The wandering tattler (Tringa incana) is a medium-sized shorebird, similar in appearance to the closely related gray-tailed tattler (T. brevipes). The tattlers are unique among the species of Tringa for having unpatterned, greyish wings and backs, and a scaly breast pattern extending more or less onto the belly in breeding plumage, in which both also have a rather prominent supercilium.

==Description==
The wandering tattler was formally described in 1789 by the German naturalist Johann Friedrich Gmelin in his revised and expanded edition of Carl Linnaeus's Systema Naturae. He placed it in the genus Scolopax and coined the binomial name Scolopax incana. Gmelin based his description on the "ash-coloured snipe" that had been described in 1785 by the English ornithologist John Latham in his book A General Synopsis of Birds. Latham's specimen had been supplied by the naturalist Joseph Banks. It had been collected in 1777 by William Anderson on the island of Mo'orea in the Society Islands during James Cook's third voyage to the Pacific Ocean. The wandering tattler was moved to the genus Heteroscelus which had been introduced by Spencer Fullerton Baird in 1858. and then in 2006 moved to the current genus Tringa based on a molecular phylogenetic study published the previous year. The genus name Tringa is the Neo-Latin word given to the green sandpiper by the Italian naturalist Ulisse Aldrovandi in 1603 based on Ancient Greek trungas, a thrush-sized, white-rumped, tail-bobbing wading bird mentioned by Aristotle. The specific epithet incana is from the Latin incanus meany "light gray" or "hoary". The species is monotypic: no subspecies are recognised.

These birds have stocky bodies with gray upperparts, underwings, face and neck and a white belly. They have short dark yellow legs and a dark gray bill. Their length is 26–30 cm, their weight is 60–169 g, and their wingspan is 50–55 cm. Adults in breeding plumage are heavily barred underneath. The call is a rapid trill of accelerating, staccato notes. It can consist of three or four beats per call.

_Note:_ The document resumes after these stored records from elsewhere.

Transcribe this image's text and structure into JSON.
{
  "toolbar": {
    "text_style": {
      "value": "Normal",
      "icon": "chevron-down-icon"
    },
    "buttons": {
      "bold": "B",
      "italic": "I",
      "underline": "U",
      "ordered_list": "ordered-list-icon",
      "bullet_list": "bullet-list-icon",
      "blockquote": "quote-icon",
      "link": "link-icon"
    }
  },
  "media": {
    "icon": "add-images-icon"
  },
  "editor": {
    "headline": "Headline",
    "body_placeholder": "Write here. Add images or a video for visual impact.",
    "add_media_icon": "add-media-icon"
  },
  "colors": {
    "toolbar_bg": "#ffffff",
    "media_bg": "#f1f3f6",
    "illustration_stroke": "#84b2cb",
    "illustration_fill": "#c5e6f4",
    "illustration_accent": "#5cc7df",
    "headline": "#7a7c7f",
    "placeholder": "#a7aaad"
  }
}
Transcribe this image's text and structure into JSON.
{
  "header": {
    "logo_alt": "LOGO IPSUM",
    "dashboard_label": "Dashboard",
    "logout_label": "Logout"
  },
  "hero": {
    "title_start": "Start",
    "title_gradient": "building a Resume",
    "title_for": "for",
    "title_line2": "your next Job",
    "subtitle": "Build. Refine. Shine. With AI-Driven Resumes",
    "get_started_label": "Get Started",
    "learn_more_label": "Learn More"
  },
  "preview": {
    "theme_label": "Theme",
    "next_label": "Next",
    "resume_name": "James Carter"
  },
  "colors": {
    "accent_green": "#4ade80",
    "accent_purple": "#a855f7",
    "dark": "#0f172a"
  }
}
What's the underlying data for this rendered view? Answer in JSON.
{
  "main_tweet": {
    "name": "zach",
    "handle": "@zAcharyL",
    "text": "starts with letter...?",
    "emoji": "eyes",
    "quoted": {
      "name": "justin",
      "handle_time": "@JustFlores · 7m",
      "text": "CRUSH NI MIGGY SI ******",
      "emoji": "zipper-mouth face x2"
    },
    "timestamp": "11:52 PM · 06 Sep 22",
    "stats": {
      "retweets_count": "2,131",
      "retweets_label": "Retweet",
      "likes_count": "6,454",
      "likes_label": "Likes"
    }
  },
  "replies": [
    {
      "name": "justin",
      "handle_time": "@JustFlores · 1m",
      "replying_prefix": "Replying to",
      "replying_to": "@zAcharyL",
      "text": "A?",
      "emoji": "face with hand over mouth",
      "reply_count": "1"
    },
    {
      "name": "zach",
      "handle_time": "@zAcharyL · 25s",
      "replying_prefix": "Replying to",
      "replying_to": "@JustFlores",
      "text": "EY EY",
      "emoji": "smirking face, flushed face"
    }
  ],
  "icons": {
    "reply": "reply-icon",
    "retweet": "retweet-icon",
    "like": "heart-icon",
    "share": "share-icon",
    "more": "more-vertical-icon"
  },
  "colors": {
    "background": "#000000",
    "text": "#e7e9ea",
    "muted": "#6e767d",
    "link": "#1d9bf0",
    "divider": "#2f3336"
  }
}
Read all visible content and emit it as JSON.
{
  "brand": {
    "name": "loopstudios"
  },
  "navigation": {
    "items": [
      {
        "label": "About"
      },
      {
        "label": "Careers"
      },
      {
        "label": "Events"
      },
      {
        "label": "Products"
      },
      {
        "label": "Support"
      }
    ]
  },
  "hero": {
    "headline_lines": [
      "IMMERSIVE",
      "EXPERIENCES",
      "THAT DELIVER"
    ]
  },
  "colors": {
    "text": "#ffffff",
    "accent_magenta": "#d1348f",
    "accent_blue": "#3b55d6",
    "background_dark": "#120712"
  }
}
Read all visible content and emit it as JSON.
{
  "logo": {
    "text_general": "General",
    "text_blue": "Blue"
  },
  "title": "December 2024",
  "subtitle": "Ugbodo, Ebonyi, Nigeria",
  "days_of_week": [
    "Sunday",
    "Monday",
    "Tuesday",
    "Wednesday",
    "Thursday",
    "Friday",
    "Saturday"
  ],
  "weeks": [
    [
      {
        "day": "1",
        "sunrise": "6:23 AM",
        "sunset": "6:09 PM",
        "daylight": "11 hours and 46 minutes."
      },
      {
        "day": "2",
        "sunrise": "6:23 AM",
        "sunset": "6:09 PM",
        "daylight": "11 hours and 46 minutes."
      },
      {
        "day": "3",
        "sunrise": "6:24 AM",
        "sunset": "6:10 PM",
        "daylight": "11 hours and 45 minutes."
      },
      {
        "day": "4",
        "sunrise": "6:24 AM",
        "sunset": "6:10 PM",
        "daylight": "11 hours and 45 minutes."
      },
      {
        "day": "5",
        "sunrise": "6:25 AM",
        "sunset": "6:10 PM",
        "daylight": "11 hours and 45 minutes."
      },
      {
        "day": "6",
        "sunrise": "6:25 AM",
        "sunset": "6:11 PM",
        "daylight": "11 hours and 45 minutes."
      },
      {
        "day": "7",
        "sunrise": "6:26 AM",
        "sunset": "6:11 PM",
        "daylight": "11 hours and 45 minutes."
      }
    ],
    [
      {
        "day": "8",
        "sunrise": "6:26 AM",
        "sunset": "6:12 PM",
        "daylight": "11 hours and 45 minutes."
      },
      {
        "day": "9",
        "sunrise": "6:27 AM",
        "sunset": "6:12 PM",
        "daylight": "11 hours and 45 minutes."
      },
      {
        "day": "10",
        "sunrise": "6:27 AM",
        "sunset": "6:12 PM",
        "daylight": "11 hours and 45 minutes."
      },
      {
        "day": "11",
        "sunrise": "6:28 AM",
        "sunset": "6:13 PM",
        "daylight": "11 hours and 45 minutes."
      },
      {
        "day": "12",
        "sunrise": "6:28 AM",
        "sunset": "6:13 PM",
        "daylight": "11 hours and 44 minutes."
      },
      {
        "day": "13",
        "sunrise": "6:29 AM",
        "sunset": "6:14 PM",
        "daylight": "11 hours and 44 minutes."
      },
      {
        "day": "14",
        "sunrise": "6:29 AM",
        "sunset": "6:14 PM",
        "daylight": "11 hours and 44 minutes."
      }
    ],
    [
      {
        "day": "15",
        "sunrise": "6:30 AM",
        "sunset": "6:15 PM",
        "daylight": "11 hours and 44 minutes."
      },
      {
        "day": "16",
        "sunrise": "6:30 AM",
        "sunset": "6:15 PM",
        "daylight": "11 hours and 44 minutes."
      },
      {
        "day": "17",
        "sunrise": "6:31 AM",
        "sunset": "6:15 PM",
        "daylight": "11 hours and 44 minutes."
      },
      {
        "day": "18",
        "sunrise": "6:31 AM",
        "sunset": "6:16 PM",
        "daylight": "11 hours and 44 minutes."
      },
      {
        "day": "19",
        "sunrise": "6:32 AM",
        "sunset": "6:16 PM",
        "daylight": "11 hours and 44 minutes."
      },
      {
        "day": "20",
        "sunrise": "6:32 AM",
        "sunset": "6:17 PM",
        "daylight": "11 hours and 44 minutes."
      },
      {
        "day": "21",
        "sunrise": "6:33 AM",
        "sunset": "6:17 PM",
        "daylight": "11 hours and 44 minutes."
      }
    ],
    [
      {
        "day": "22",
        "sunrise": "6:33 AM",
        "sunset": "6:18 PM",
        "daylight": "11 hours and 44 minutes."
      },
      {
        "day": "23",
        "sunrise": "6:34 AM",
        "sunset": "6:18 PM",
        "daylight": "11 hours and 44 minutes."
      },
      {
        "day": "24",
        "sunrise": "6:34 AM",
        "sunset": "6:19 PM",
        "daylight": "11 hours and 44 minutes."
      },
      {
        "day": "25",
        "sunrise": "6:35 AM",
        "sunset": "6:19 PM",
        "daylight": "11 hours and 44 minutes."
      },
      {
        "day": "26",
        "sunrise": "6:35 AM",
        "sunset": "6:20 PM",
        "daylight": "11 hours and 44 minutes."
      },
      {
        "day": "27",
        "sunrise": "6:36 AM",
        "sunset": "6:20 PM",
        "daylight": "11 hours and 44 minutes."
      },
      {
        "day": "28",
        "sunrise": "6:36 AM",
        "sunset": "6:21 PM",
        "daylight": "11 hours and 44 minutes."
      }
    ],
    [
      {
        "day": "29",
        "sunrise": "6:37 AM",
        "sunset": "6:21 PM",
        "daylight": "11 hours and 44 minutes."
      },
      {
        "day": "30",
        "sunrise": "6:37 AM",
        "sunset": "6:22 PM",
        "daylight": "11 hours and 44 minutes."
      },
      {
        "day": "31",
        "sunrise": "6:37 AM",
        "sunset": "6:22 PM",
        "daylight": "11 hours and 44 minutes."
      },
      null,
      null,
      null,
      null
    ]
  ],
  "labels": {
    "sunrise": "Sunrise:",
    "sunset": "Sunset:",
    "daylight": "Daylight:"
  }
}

==Distribution and ecology==

Point Cartwright, SE Queensland, Australia

In summer, the wandering tattler is found in far-eastern Russia, Alaska, portions of the California coast and northwestern Canada. They nest in rocky areas along mountain streams. The female lays four olive-colored eggs in a shallow depression. Both parents incubate and help feed the young, who are soon able to forage for themselves. At other times, they are found on rocky islands in the southwest Pacific and on rocky Pacific coasts from California to South America and as far as Australia. In the nonbreeding season it is well distributed throughout the Pacific, often seeking coastlines and isolated islands.

They feed on aquatic invertebrates such as crustaceans and marine worms. During breeding season, they also eat insects. While wading, they forage actively, making jerky bobbing movements. Feeding behaviors can include repeated returns to the same location over short periods of time. They can be seen flying low over a rocky coastline or along a jetty.